Christmas Countdown: 11 o’clock

[At Least for] A Little While” is a honky tonk song about an odd date: Baby, take me back to Christmas night, It was eleven o’clock when we got high. Good times.

Good evening ladies and gentlemen: Tonight, at this eleventh hour We have a very special treat for you: begins Legs Nose Robinson in a tribute to the Christmas 2013 Dr Who special in which Matt Smith is replaced by regeneration Peter Capaldi. “Goodbye Bowtie” is fun Brit pop.

Perhaps too drunk to appreciate the time of the year, Kristie K slur-raps, You know what’s going to happen When clock show eleven: You’ll be dancing and laughing. “The Most Wonderful Time of the Year” doesn’t seem quite so here.

Swinging between adult and childhood, Darryl Rahn folk-pops “I Guess It’s Christmas” about when he’d be up all night to when he’d be sleepin’ ’til eleven.
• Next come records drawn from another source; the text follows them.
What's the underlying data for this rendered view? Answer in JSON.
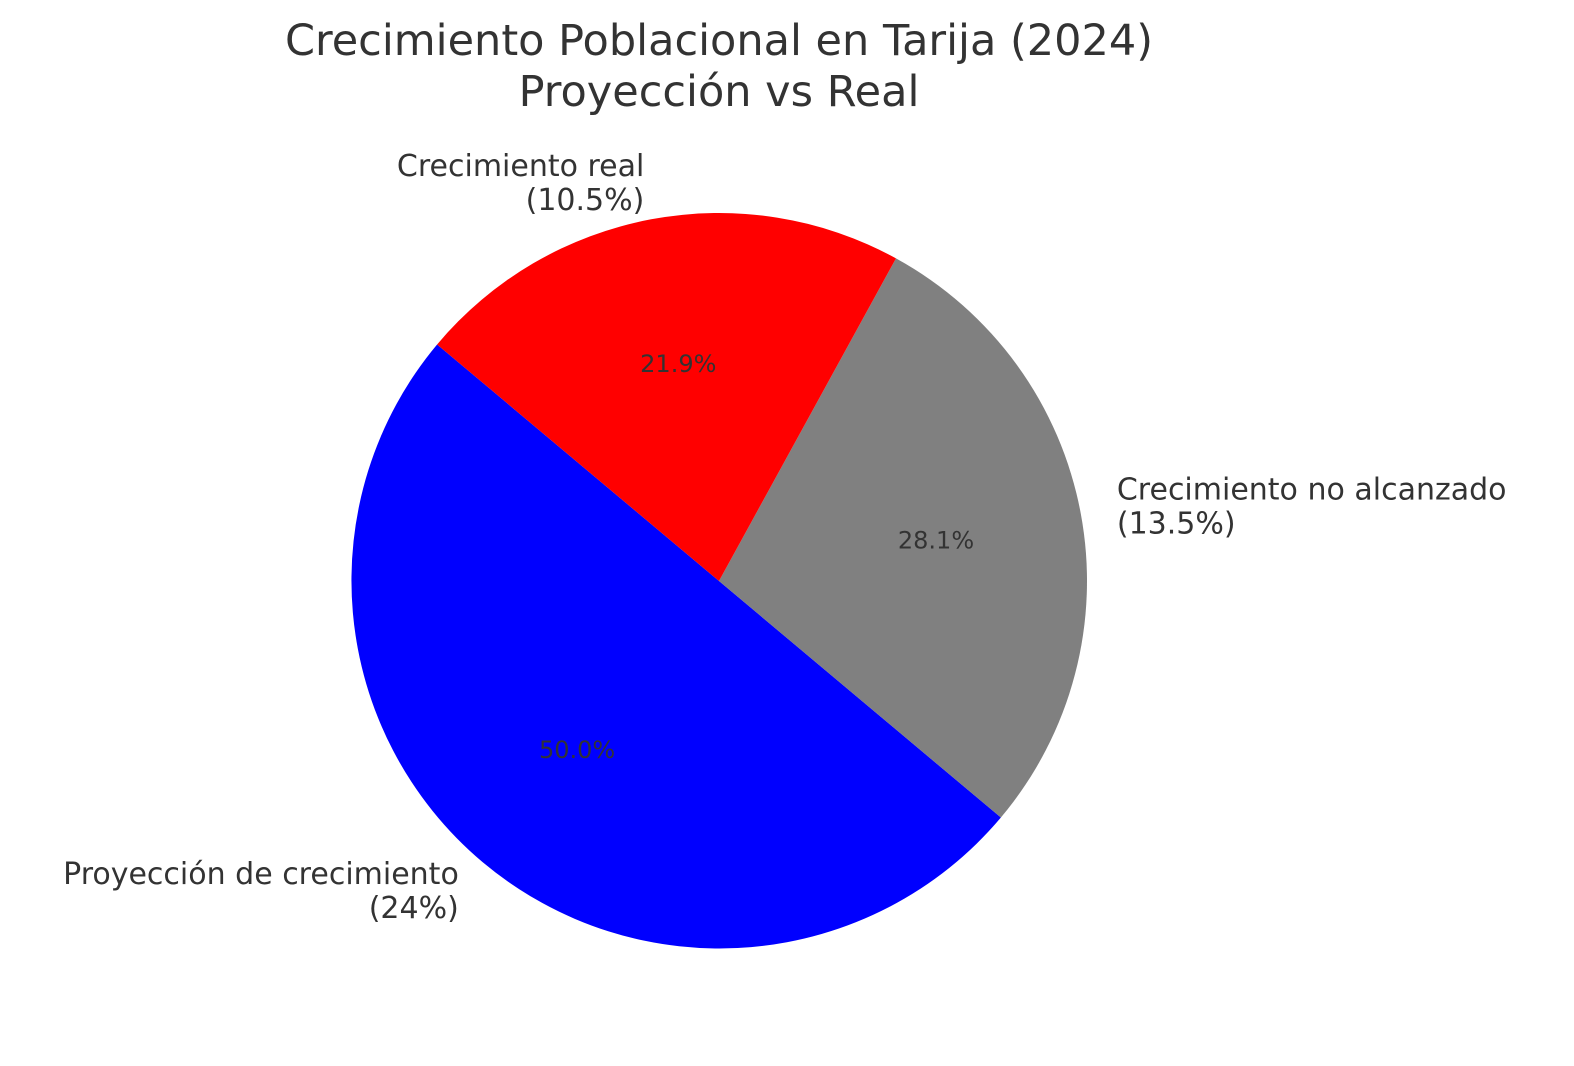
{
  "chart_data": {
    "type": "pie",
    "title_lines": [
      "Crecimiento Poblacional en Tarija (2024)",
      "Proyección vs Real"
    ],
    "start_angle_deg": 140,
    "direction": "counterclockwise",
    "slices": [
      {
        "label_lines": [
          "Proyección de crecimiento",
          "(24%)"
        ],
        "value": 24,
        "percent_label": "50.0%",
        "color": "#0000ff"
      },
      {
        "label_lines": [
          "Crecimiento no alcanzado",
          "(13.5%)"
        ],
        "value": 13.5,
        "percent_label": "28.1%",
        "color": "#808080"
      },
      {
        "label_lines": [
          "Crecimiento real",
          "(10.5%)"
        ],
        "value": 10.5,
        "percent_label": "21.9%",
        "color": "#ff0000"
      }
    ]
  }
}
I guess I just grew up. So sad.

Much more Christmassy, “It’s That Time Again” is a bluegrass inflected ditty about standing outside the church It was about eleven, and the service was about to start and wondering about what if Christ were here today, that present for Dad, and what was that light? Rich Krueger’s stream of consciousness is festive.